In popular imagination, mobile device cybersecurity largely depends on the user’s prudence: avoiding reckless clicks, not downloading suspicious attachments, and avoiding unofficial stores.

However, a recent investigation conducted by researchers at Kaspersky has revealed a far more insidious scenario, in which the threat does not come from the outside but is already resident in the device at the time of purchase.

An actual backdoor, named Keenadu, inserted directly in the firmware of thousands of Android tablets before they even reached store shelves or consumers’ hands.

Keenadu is a preinstalled backdoor in thousands of Android tablets

According to security experts, the malware does not infect the device at a later time, but is embedded within the system software during the compilation process.

Once the tablet is activated, the backdoor injects its malicious code into Android’s Zygote process. As the primary process responsible for launching every other application on the device, this position guarantees attackers almost total visibility and control over the operating system.

Keenadu is able to operate quietly to download additional modules, redirect browser searches, monitor app installations to generate illicit profits, and forcibly interact with advertising elements, acting with privileges that a normal infected application could never obtain.

The Alldocube case and its spread in Europe

The analyses identified a concrete example of this compromise in the tablet Alldocube iPlay 50 mini Pro. Researchers found the backdoor present in all firmware versions examined, including those released by the manufacturer after the first reports of the problem.
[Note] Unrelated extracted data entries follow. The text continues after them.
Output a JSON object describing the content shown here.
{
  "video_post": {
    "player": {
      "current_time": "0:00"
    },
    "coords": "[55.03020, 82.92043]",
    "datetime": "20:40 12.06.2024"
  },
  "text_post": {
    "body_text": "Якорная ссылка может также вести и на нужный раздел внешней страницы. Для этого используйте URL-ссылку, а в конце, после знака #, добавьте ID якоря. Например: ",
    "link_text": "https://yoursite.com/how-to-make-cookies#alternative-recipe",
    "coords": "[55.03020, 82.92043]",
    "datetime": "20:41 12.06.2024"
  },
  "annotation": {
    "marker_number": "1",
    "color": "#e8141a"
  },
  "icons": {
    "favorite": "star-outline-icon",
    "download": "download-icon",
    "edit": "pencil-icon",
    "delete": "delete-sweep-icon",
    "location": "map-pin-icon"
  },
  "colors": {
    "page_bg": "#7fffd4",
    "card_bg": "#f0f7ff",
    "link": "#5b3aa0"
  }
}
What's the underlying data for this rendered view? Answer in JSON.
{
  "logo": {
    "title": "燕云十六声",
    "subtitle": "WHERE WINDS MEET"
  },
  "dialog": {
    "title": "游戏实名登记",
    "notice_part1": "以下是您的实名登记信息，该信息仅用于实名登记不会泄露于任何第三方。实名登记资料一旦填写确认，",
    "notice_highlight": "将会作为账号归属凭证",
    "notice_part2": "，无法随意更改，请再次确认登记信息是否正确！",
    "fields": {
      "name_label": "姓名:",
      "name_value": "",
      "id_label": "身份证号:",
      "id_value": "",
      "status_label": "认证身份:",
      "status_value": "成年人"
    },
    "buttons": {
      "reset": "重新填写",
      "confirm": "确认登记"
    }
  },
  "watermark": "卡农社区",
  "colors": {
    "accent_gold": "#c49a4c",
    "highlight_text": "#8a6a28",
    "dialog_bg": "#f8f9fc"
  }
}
A technically relevant detail is that the infected files had valid digital signatures; this suggests that it was not external post-production tampering, but a compromise upstream, directly in the software supply chain.
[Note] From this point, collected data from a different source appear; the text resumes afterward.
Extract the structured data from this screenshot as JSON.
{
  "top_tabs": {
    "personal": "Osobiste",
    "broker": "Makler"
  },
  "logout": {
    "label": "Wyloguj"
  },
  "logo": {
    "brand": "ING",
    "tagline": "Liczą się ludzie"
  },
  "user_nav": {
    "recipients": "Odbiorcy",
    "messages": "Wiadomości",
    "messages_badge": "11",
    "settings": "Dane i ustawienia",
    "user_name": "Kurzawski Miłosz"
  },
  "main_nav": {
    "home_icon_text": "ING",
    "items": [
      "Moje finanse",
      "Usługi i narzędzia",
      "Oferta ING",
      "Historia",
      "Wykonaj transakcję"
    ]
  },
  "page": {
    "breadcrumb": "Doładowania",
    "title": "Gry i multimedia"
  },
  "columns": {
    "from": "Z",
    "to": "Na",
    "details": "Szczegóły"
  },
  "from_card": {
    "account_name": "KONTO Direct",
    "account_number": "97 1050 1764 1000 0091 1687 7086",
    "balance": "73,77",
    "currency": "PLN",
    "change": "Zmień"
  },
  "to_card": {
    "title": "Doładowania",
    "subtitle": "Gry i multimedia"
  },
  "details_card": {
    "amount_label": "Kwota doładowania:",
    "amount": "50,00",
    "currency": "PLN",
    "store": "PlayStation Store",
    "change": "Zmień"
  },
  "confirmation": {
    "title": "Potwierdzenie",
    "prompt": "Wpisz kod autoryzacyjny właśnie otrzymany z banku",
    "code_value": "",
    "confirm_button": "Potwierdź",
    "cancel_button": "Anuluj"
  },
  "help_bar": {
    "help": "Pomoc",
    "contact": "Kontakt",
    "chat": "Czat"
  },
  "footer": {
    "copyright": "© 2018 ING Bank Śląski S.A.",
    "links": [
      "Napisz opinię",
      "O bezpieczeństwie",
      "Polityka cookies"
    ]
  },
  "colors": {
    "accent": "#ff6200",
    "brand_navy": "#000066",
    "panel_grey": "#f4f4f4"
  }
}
The spread of Keenadu is not an isolated phenomenon. Kaspersky has detected over 13,000 affected users globally. Although the highest numbers were recorded in Russia, Japan and Brazil, the threat has also significantly touched European soil, with numerous infections detected in Germany and the Netherlands.

Analysts have also linked this threat to other well-known Android botnet families, such as Triada, BadBox and Vo1d, outlining an interconnected and persistent criminal ecosystem.

Countermeasures and Google’s response

Fortunately, the issue appears limited to budget manufacturers and lesser-known brands, currently sparing the sector’s leading brands. However, for those owning low-cost devices from little-known brands, the risk remains tangible.

Google has intervened on the issue, reassuring users through a spokesperson, who confirmed that Google Play Protect is able to recognize and neutralize the known variants of this malware.

The protection system, active by default on certified devices, can alert users and disable applications that exhibit behaviors associated with Keenadu, even if they come from sources outside the Play Store.

Moreover, the malicious apps identified in the report on the official store have been promptly removed. The recommendation for users remains to verify the device’s Play Protect certification and promptly install any cleaned firmware updates released by the manufacturers.